Une brume blanche et  épaisse enveloppe la ville depuis quelques jours rendant l’air sec et difficile à respirer. Partout, des concerts de toux rauques se font entendre: l’harmattan s’est couché sur Abidjan en cette fin de mois de décembre. C’est le temps des bilans. Moi, mon bilan est simple : je ne travaille pas encore, ma petite femme est pratiquement à terme et je ne sais pas où donner de la tête. J’attends impatiemment de monter dans le train des 1 million d’emplois promis par le Président de la République. Soit le train a pris du retard, soit je suis du mauvais côté de la gare. Il y a 4 jours, ma femme a écouté sur RFI le bilan du gouvernement en matière d’emplois. Il paraîtrait que  l’Etat ait créé 1 043.000 emplois en trois ans. Je n’en crois pas mes oreilles. Où avais-je le dos tourné pendant que tous ces milliers et milliers d’emplois me passaient sous le nez ?

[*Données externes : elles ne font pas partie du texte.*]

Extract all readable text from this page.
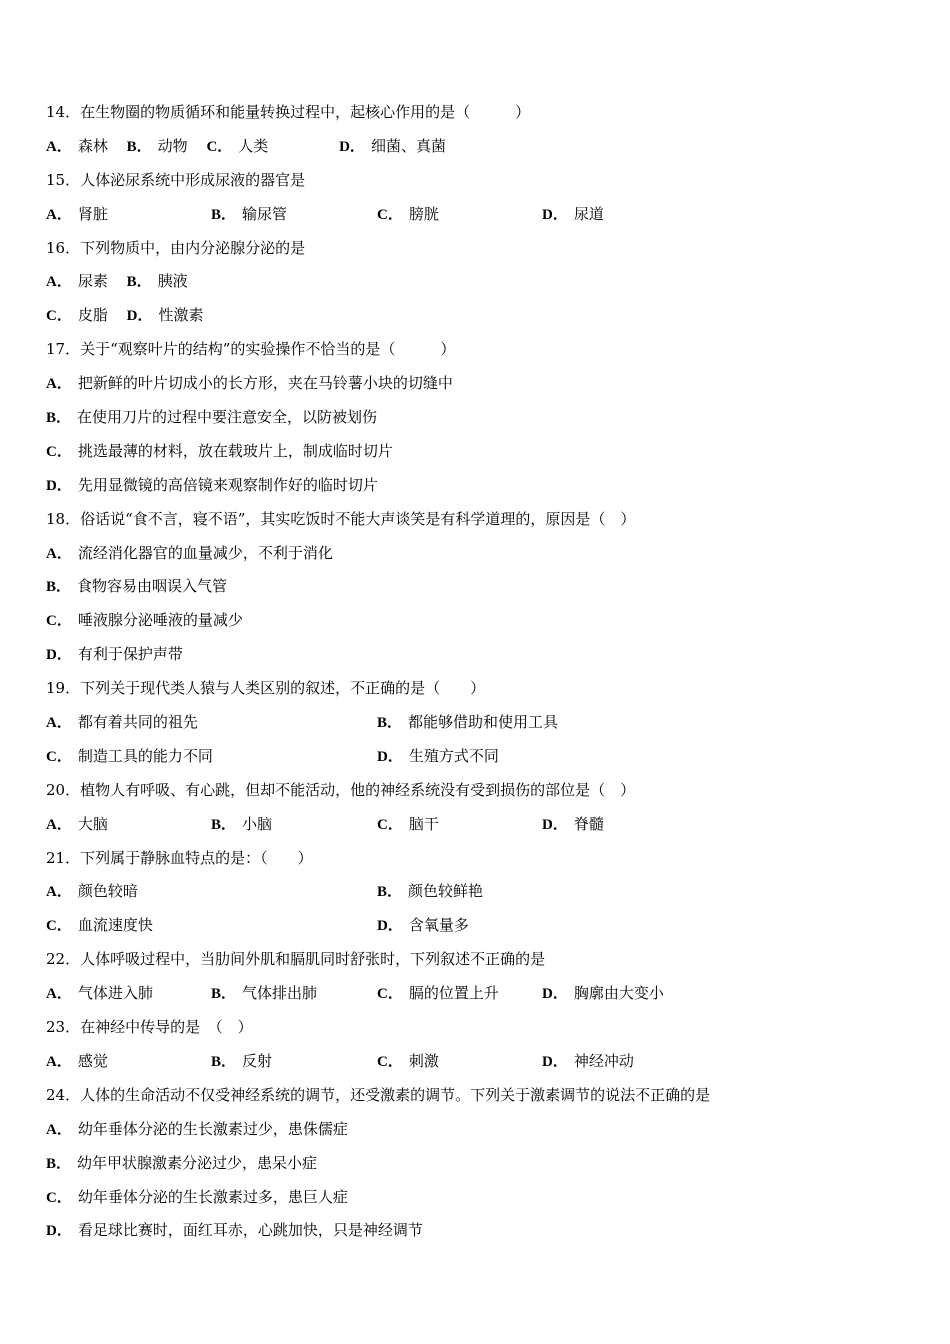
14．在生物圈的物质循环和能量转换过程中，起核心作用的是（　　　）
A． 森林 B． 动物 C． 人类	D． 细菌、真菌
15．人体泌尿系统中形成尿液的器官是
A． 肾脏	B． 输尿管	C． 膀胱	D． 尿道
16．下列物质中，由内分泌腺分泌的是
A． 尿素 B． 胰液
C． 皮脂 D． 性激素
17．关于“观察叶片的结构”的实验操作不恰当的是（　　　）
A． 把新鲜的叶片切成小的长方形，夹在马铃薯小块的切缝中
B． 在使用刀片的过程中要注意安全，以防被划伤
C． 挑选最薄的材料，放在载玻片上，制成临时切片
D． 先用显微镜的高倍镜来观察制作好的临时切片
18．俗话说“食不言，寝不语”，其实吃饭时不能大声谈笑是有科学道理的，原因是（　）
A． 流经消化器官的血量减少，不利于消化
B． 食物容易由咽误入气管
C． 唾液腺分泌唾液的量减少
D． 有利于保护声带
19．下列关于现代类人猿与人类区别的叙述，不正确的是（　　）
A． 都有着共同的祖先	B． 都能够借助和使用工具
C． 制造工具的能力不同	D． 生殖方式不同
20．植物人有呼吸、有心跳，但却不能活动，他的神经系统没有受到损伤的部位是（　）
A． 大脑	B． 小脑	C． 脑干	D． 脊髓
21．下列属于静脉血特点的是：（　　）
A． 颜色较暗	B． 颜色较鲜艳
C． 血流速度快	D． 含氧量多
22．人体呼吸过程中，当肋间外肌和膈肌同时舒张时，下列叙述不正确的是
A． 气体进入肺	B． 气体排出肺	C． 膈的位置上升	D． 胸廓由大变小
23．在神经中传导的是　（　）
A． 感觉	B． 反射	C． 刺激	D． 神经冲动
24．人体的生命活动不仅受神经系统的调节，还受激素的调节。下列关于激素调节的说法不正确的是
A． 幼年垂体分泌的生长激素过少，患侏儒症
B． 幼年甲状腺激素分泌过少，患呆小症
C． 幼年垂体分泌的生长激素过多，患巨人症
D． 看足球比赛时，面红耳赤，心跳加快，只是神经调节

Ma petite femme ne comprend pas qu’avec tous ces emplois créés, j’en sois encore à effectuer de petits boulots dégradants très peu rémunérés.  Elle pense même que si je ne travaille pas encore, c’est de ma faute.  Elle s’est alors mise à me reprocher des tas de trucs inutiles et a ramené sur la table l’éternelle question de chat que je croyais avoir résolu par mon subterfuge. La statue ne lui suffisait plus, elle voulait un chat comme cadeau de noël. J’aurais bien voulu lui acheter une belle chaussure pour détourner ses idées, mais quand réussir à manger une fois par jour devient un combat acharné, comment pourrai-je m’offrir le luxe de payer quoi que se soit ? J’ai échafaudé un plan, celui de kidnapper un chat dans la rue et de le ramener à la maison. Je grinçais les dents rien que d’y penser mais il le fallait pour calmer l’ardeur insufflée à ma femme par l’écoute de RFI.  J’avais beau lui expliqué que les chiffres annoncés par RFI n’étaient finalement que ceux énoncés par le gouvernement ivoirien lui-même, elle ne voulait rien comprendre, si RFI l’a dit, c’est que c’est vrai, telle était sa conclusion. Il me fallait donc vite agir.

J’avais remarqué, il y a quelques jours un petit chat gris non loin de chez moi. Je me suis résolu d’aller le chaparder pour le bonheur de ma petite femme et pour ma paix avec elle. Arrivé sur les lieux, le petit animal, comme à son habitude, se reposait sous un arbre. Je m’en suis approché à pas feutrés et j’ai bondi sur lui avec le réflexe d’un grand chasseur. La réaction de l’animal ne s’est pas fait attendre. Le petit chat a craché toute sa haine et sa rage à mon égard en me lacérant la peau à coups de griffes bien placés. Je l’ai aussitôt relâché d’un geste  rapide et j’ai pris mes jambes à mon cou, le laissant sur place le dos recourbé, les poils hérissés, sifflant de colère et de mépris. Je crois que cet épisode douloureux n’a fait que renforcer la haine viscérale que je voue à cette sale petite bête ignoble et malfaisante. Arrivé chez moi, je me suis mis à nettoyer mes blessures avec dans le cœur, un fort sentiment de regret de n’avoir pas assommé ce petit monstre.

 

Je crois bien que ma fête de Noël est encore fichue pour cette année. Je n’ai pas pu avoir un emploi, un vrai, je n’ai pas acheté de cadeau pour ma petite femme, je me suis pris la correctionnelle en essayant de capturer ce maudit chat, le gouvernement annonce des chiffres à faire tourner la tête au sans emploi que je suis.  Pour cette  nouvelle année 2014, J’espère être parmi ceux qui profiteront des milliers d’emplois qui se créent en secret.